Mr Ellison, whose father was in the Maori Battalion and a prisoner of war and mother was in a women's auxiliary group, himself won a military scholarship to attend Te Aute College, then volunteered for compulsory military training before joining the territorials and the regular army to serve in Malaya.
On his return in 1962, he rejoined the territorials, serving until 1971.
"I had a lifetime of military and I love it. I wanted to do this for those eligible for the medals because they are the people who looked after me, when I was growing up and through my life.

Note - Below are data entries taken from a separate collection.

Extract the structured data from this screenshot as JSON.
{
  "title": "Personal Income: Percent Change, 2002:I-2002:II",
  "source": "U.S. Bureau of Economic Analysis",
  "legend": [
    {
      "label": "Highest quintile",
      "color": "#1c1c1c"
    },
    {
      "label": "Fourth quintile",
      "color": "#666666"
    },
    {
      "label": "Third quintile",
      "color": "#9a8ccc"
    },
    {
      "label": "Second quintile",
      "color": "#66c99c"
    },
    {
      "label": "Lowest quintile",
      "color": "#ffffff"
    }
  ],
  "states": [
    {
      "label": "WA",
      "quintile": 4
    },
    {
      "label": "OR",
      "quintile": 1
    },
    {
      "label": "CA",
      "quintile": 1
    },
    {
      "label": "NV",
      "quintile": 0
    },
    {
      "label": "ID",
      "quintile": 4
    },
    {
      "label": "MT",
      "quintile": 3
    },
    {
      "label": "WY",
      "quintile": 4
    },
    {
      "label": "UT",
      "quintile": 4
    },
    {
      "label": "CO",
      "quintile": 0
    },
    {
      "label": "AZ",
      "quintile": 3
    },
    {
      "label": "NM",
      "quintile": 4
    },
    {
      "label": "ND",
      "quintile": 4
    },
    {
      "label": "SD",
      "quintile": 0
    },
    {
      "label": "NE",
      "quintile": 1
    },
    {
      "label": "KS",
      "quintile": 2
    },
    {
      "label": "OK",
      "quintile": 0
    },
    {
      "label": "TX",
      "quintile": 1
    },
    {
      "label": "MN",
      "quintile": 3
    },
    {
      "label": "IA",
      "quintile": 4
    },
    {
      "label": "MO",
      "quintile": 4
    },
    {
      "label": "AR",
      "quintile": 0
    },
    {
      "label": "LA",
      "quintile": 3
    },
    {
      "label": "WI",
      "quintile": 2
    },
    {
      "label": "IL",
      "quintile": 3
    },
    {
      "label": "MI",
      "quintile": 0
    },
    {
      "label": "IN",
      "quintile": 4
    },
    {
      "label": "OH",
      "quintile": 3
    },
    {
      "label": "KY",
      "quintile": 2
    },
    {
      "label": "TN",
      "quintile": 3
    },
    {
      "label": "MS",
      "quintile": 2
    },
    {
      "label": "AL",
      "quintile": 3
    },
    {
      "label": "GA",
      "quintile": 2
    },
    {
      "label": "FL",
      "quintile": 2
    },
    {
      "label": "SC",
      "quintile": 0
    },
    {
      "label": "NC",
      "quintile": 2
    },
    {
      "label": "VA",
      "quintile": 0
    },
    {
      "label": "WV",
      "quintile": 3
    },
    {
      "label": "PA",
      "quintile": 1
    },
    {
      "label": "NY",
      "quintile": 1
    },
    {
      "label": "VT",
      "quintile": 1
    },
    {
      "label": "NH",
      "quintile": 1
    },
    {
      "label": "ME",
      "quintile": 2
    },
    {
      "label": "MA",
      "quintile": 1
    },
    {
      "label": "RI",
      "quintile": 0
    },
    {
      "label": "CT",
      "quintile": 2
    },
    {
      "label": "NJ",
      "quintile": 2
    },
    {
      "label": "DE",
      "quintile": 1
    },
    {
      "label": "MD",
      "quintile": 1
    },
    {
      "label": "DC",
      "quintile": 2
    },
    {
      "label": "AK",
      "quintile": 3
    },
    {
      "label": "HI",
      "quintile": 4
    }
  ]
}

The RSA has looked after me." He realised many people would not know how to get the medal, so he placed an advertisement in the Otago Daily Times, which was answered by about 300 people looking for information and help with applying for the medal.

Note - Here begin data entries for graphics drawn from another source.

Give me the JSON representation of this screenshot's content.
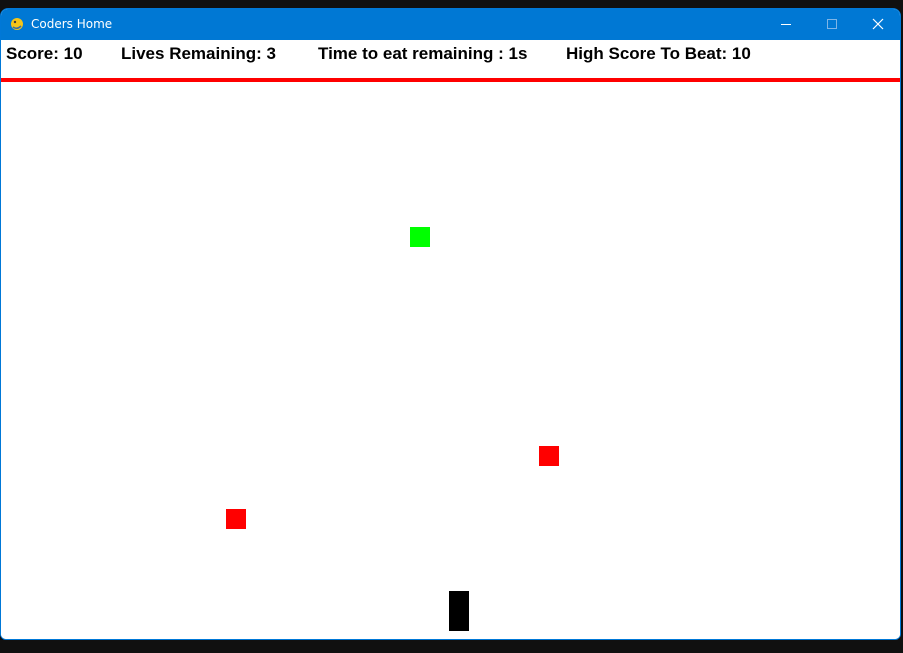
{
  "window": {
    "title": "Coders Home",
    "icon": "pygame-snake-icon",
    "accent_color": "#0078d4"
  },
  "controls": {
    "minimize_icon": "minimize-icon",
    "maximize_icon": "maximize-icon",
    "close_icon": "close-icon"
  },
  "hud": {
    "score": "Score: 10",
    "lives": "Lives Remaining: 3",
    "timer": "Time to eat remaining : 1s",
    "high_score": "High Score To Beat: 10",
    "divider_color": "#ff0000"
  },
  "game": {
    "food_color": "#00ff00",
    "enemy_color": "#ff0000",
    "player_color": "#000000",
    "background_color": "#ffffff"
  }
}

About half of those will formally receive their medals at the ceremony Mr Ellison has organised in Waikouaiti tomorrow. The medals will be presented by Defence Minister Wayne Mapp, Chief of Navy Rear-admiral Tony Parr, Anzac of the Year Brigadier Dr Brian McMahon and former national RSA president John Campbell, the latter two both of Dunedin.
The oldest person to receive their medal at the ceremony is aged 89, with most others in their 70s and 80s.
Special appreciation certificates will be presented at the ceremony by Dunedin Mayor Dave Cull and Waitaki Mayor Alex Familton.
Since April, when the first applications were called for, more than 17,700 requests from around New Zealand have been received by the medals office for the NZDSM. More than 13,000 medals have been issued.
Mr Ellison said many people who had never had their military service recognised before were emotional and excited about receiving the medal.
And the experience of helping these people had been life reaffirming for him personally.
Because of ill-health over the past five years, he had found walking increasingly difficult, but this project had inspired him to get out walking, with the goal to walk unaided with the medal recipients as they marched into the Waikouaiti Events Centre tomorrow.
"This has given me new life. I've been out on the road every day, up and down the street. It's been great. I'm not going to rust out now - I'm going to wear out."
His efforts will culminate on a special day - tomorrow is also Mr Ellison's 75th birthday.